Lee - so that the page will load quicker, I will remove the large images and replace them with smaller ones shortly.


----------



## SABL (Jul 4, 2008)

Thanks Donaldray: the pics really caused problems with my browser. They are easier to view now:grin: I had the same problem in the auto support group, had a hard time with the pics. 

Hi Mack1:wave:

Sam is an acquired taste..... it is a real heavy beer. I only started drinking it about 7-8 yrs ago because one of my sons wanted the bottles for homebrew. If you didn't care for Sam, don't even try AB American Ale. That is the only other beer that is close to Sam. If you want a *real* jolt go for the Guiness Xtra Stout

Feel free to join in.... I am not all knowing and seeing. I am a team player, there is no *I* in team. I have worked with many that had *I* problems when things went well but shifted to *they* when things went not so well. I am the opposite.... I shift to *I* when things go wrong with a project and others are involved.

Lee:wave:

Back to the pics:grin:

First issue is to determine the presence of any footer under the planters and how far below the grade they might be. You could try a metal rod (3-4 ft long) and a sledge hammer, driving the rod along side the block and seeing how far you get before the rod hits the footer. You can use any suitable method, but you must determine if and where a footer exists.

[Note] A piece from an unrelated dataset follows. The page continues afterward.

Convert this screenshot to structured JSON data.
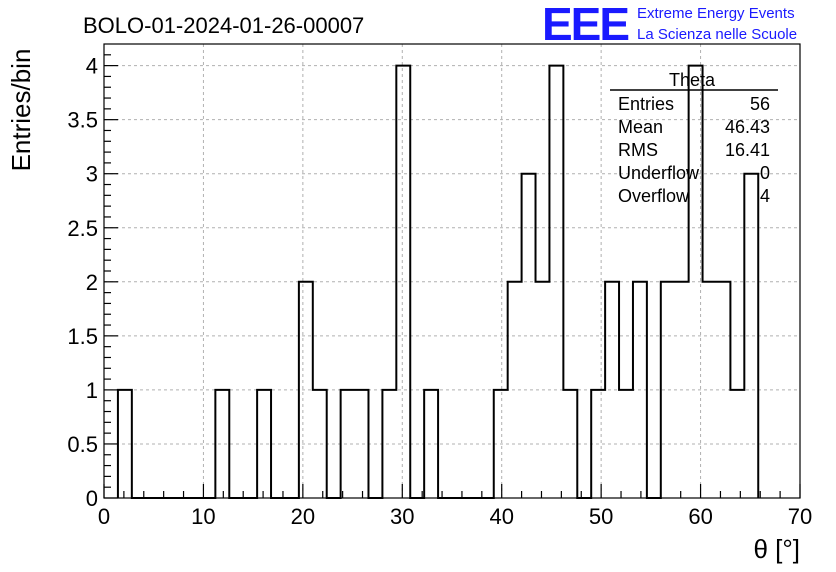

The steel columns will not go very far past the soffit (ceiling) and should be supporting a "header" which (from looking at it) will be 2 2X8's at minimum. 

There seems to be no problem with roof support, if the planters are on solid footing. I would knock the planters down to "grade" on the outside and below grade inside the mudroom. I"m still studying the pics.... your roof and the planters are offset from each other. Notice the position of the columns on the planters Looks like a minor miscalculation...BFD. Just have to find a solution without replacing the roof.

The sag in the slab indicates lack of footing....very common. If the planters are on footers (viable footers) they will have to be bridged with a connecting footer between them, along with being "pinned" with rebar at the connecting points. You don't want floating footers!! Tie everything together to prevent drywall cracking and trim separation... the foundation and framing make the job. 

The rear porch doesn't even appear to be 6:1.... that ratio would provide a 2" drop per 12" run. I might have looked at it wrong, but it looks like it follows the slab which should be 3/8" per foot for drainage. The main roof looks to be above a 2/12 pitch.... maybe 3 or 4 inch rise per foot. That's not much and the framing will be bigger than normal to carry a snow load. It looks like you have 2X8 rafters to compensate for any snow. I'm only going by looks.... another consolation is the era in which your house was built. The framing lumber was larger back then... the nominal sizes stayed the same but the net dimensions were reduced in the early '70's. 

Let us know what you find on the planter issue and footers... I'm still pondering the back porch:grin:


----------



## SABL (Jul 4, 2008)

I took another peek at the back porch.... you have no fall on the roof or the siding is not level.

Mack1 over-estimates me.... I'm a trim carpenter. (I think) I've just had lots of experience in many areas.... including concrete.....dammit. 

Maybe I will have to explain myself to the forum and post some pics:

http://www.smugmug.com/browse/

I'm not there yet..... I used to be but cancelled due to my finances some time ago. If I get it back up I will let the forum know.


----------



## lcurle (Oct 5, 2008)

I uploaded the pictures to my website and linked the image path to them from here. I will have to do some probing it looks like. If there are footers under the planters, but not under the slab, will I be able to drill into the footers under the planters and put some rebar in there then when I pour my new patio slab it will have the rebar support? Also should it be an actual slab on the front porch or just a foundation 24" wide by "X" deep and then use TJI's for the joists to bring it up to it's current height, then my flooring? 100 ideas and only 1 budget.


----------



## lcurle (Oct 5, 2008)

No footers, The planters appear to be resting on the ground below, as is the cracked slab.


----------